I’m a Sikh. I would still identify as a Sikh. I studied Sikhism academically to A-Level. I learned to read Punjabi. Attended Punjabi school. I still speak Punjabi fluently and can read it.
I sought out some refuge in my faith (personally not in the community) I had a tough upbringing with an alcoholic father. Faith was the only solution I had then. I also lived in a Muslim majority City and it was hammered into us each weekend to practice our faith. We were told that Muslims would see us as loose - take our girls. So faith helped me when I almost got groomed by an older Muslim male.
I then did marry out of faith - a Christian white male, of English origin.

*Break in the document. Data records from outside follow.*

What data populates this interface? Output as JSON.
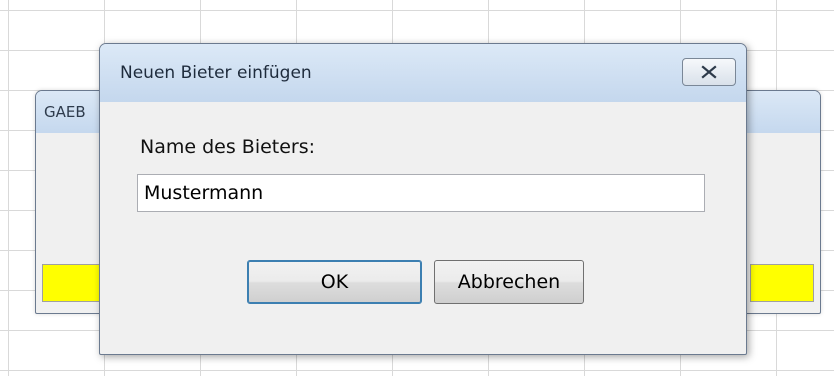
{
  "background_window": {
    "title": "GAEB",
    "highlight_color": "#ffff00"
  },
  "dialog": {
    "title": "Neuen Bieter einfügen",
    "close_icon": "close-icon",
    "label": "Name des Bieters:",
    "name_input": {
      "value": "Mustermann"
    },
    "ok_label": "OK",
    "cancel_label": "Abbrechen"
  }
}
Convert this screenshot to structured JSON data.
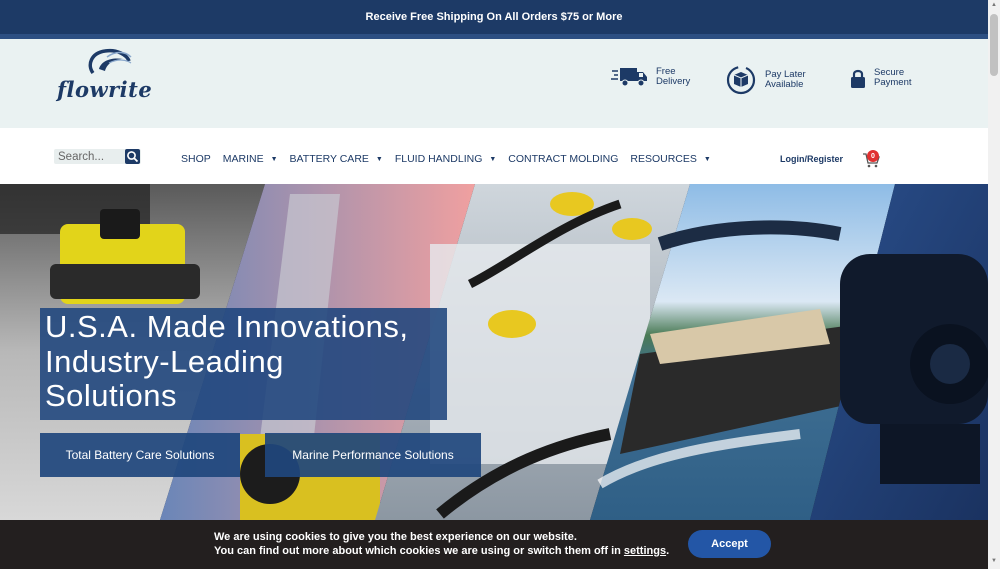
{
  "promo": {
    "text": "Receive Free Shipping On All Orders $75 or More"
  },
  "header": {
    "logo_text": "flowrite",
    "features": [
      {
        "icon": "delivery-truck-icon",
        "line1": "Free",
        "line2": "Delivery"
      },
      {
        "icon": "box-cycle-icon",
        "line1": "Pay Later",
        "line2": "Available"
      },
      {
        "icon": "lock-icon",
        "line1": "Secure",
        "line2": "Payment"
      }
    ]
  },
  "nav": {
    "search_placeholder": "Search...",
    "items": [
      {
        "label": "SHOP",
        "dropdown": false
      },
      {
        "label": "MARINE",
        "dropdown": true
      },
      {
        "label": "BATTERY CARE",
        "dropdown": true
      },
      {
        "label": "FLUID HANDLING",
        "dropdown": true
      },
      {
        "label": "CONTRACT MOLDING",
        "dropdown": false
      },
      {
        "label": "RESOURCES",
        "dropdown": true
      }
    ],
    "login_label": "Login/Register",
    "cart_count": "0"
  },
  "hero": {
    "headline_lines": [
      "U.S.A. Made Innovations,",
      "Industry-Leading",
      "Solutions"
    ],
    "buttons": [
      {
        "label": "Total Battery Care Solutions"
      },
      {
        "label": "Marine Performance Solutions"
      }
    ]
  },
  "cookie": {
    "line1": "We are using cookies to give you the best experience on our website.",
    "line2_prefix": "You can find out more about which cookies we are using or switch them off in ",
    "settings_link": "settings",
    "line2_suffix": ".",
    "accept_label": "Accept"
  },
  "colors": {
    "navy": "#1d3a66",
    "accent_blue": "#2356a6",
    "header_bg": "#eaf2f2",
    "cookie_bg": "#231f1f"
  }
}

A completely different socio-economic class to me, privately educated and a very different upbringing from my inner city living.
I have street, I have ‘metal’. I’ve tried shamanism, connecting to my divine feminine…I’m doing sound baths, meditation. But now I am returning to my faith but I hit a stumbling block, my husband isn’t a Sikh. I don’t drink alcohol and I was a veggie for many years. I almost baptised myself into my faith but my parents wouldn’t let me. That’s how much faith meant to me.
Now I feel lost. I went to the Gurdwara recently and nothing resonated. Nothing struck me in my heart, it felt ritualistic, it felt like I couldn’t get into it. I feel lost and I need faith - I feel like I need to be held. So now I listen to prayers in my car. I pray myself. But I still do not feel held.
What faith are you? How do you feel held by God?
the other side of me doesn’t want God and thinks well it’s just created by men and I need to connect with ancient wisdoms and energy.